Oswego Junior Senior High School is a public co-educational school in Oswego, Kansas serving students in grades 7-12. The school is part of the Oswego USD 504 school district.

==History==
The former Oswego High School moved to this site in 1994 from a historic 1921 building near uptown Oswego. Following the high school's move, the former Oswego Junior High School moved from the former Westside School attendance center into the high school's former building and became Oswego Middle School, serving grades 6-8.

In 2015, Oswego USD 504 completed a large expansion at the Tomahawk Trail campus, and combined the two attendance centers, creating Oswego Junior Senior High School.
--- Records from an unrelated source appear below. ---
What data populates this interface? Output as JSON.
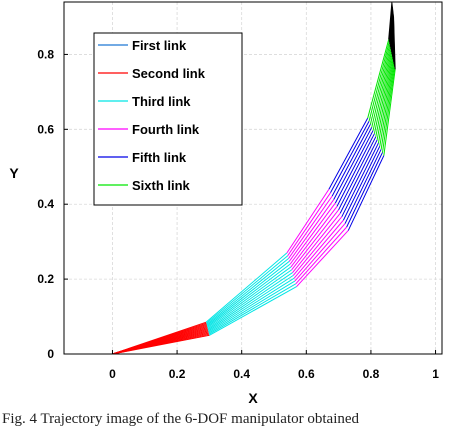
{
  "chart_data": {
    "type": "line",
    "title": "",
    "xlabel": "X",
    "ylabel": "Y",
    "xlim": [
      -0.15,
      1.02
    ],
    "ylim": [
      0,
      0.94
    ],
    "x_ticks": [
      "0",
      "0.2",
      "0.4",
      "0.6",
      "0.8",
      "1"
    ],
    "y_ticks": [
      "0",
      "0.2",
      "0.4",
      "0.6",
      "0.8"
    ],
    "grid": true,
    "legend_position": "top-left",
    "series": [
      {
        "name": "First link",
        "color": "#1f77d4",
        "start": [
          0.0,
          0.0
        ],
        "end_min": [
          0.0,
          0.0
        ],
        "end_max": [
          0.0,
          0.0
        ]
      },
      {
        "name": "Second link",
        "color": "#ff0000",
        "start": [
          0.0,
          0.0
        ],
        "end_min": [
          0.29,
          0.085
        ],
        "end_max": [
          0.3,
          0.05
        ]
      },
      {
        "name": "Third link",
        "color": "#00e5e5",
        "start_min": [
          0.29,
          0.085
        ],
        "start_max": [
          0.3,
          0.05
        ],
        "end_min": [
          0.54,
          0.27
        ],
        "end_max": [
          0.57,
          0.18
        ]
      },
      {
        "name": "Fourth link",
        "color": "#ff00ff",
        "start_min": [
          0.54,
          0.27
        ],
        "start_max": [
          0.57,
          0.18
        ],
        "end_min": [
          0.67,
          0.44
        ],
        "end_max": [
          0.73,
          0.33
        ]
      },
      {
        "name": "Fifth link",
        "color": "#0000e6",
        "start_min": [
          0.67,
          0.44
        ],
        "start_max": [
          0.73,
          0.33
        ],
        "end_min": [
          0.79,
          0.63
        ],
        "end_max": [
          0.84,
          0.53
        ]
      },
      {
        "name": "Sixth link",
        "color": "#00e600",
        "start_min": [
          0.79,
          0.63
        ],
        "start_max": [
          0.84,
          0.53
        ],
        "end_min": [
          0.855,
          0.84
        ],
        "end_max": [
          0.875,
          0.76
        ]
      },
      {
        "name": "",
        "color": "#000000",
        "start_min": [
          0.855,
          0.84
        ],
        "start_max": [
          0.875,
          0.76
        ],
        "end_min": [
          0.865,
          0.94
        ],
        "end_max": [
          0.87,
          0.9
        ]
      }
    ]
  },
  "caption": "Fig. 4 Trajectory image of the 6-DOF manipulator obtained"
}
Sixth grade students returned to the Neosho Heights Elementary School attendance center.

==Academics==
Oswego High School was honored in 2011 by the United States Department of Education as part of the National Blue Ribbon Schools Program. The Blue Ribbon Award recognizes public and private schools which perform at high levels or have made significant academic improvements.

==Athletics==
Oswego High School fields athletic teams in baseball, basketball, cheerleading, cross country, football, golf, softball, track and field, and volleyball.

Oswego Junior High School teams include basketball, cheerleading, football, track and field, and volleyball. Both schools have a pep band for football and basketball games.

==Arts==
The campus offers programs in concert band, concert choir, photography, theatre, and the visual arts.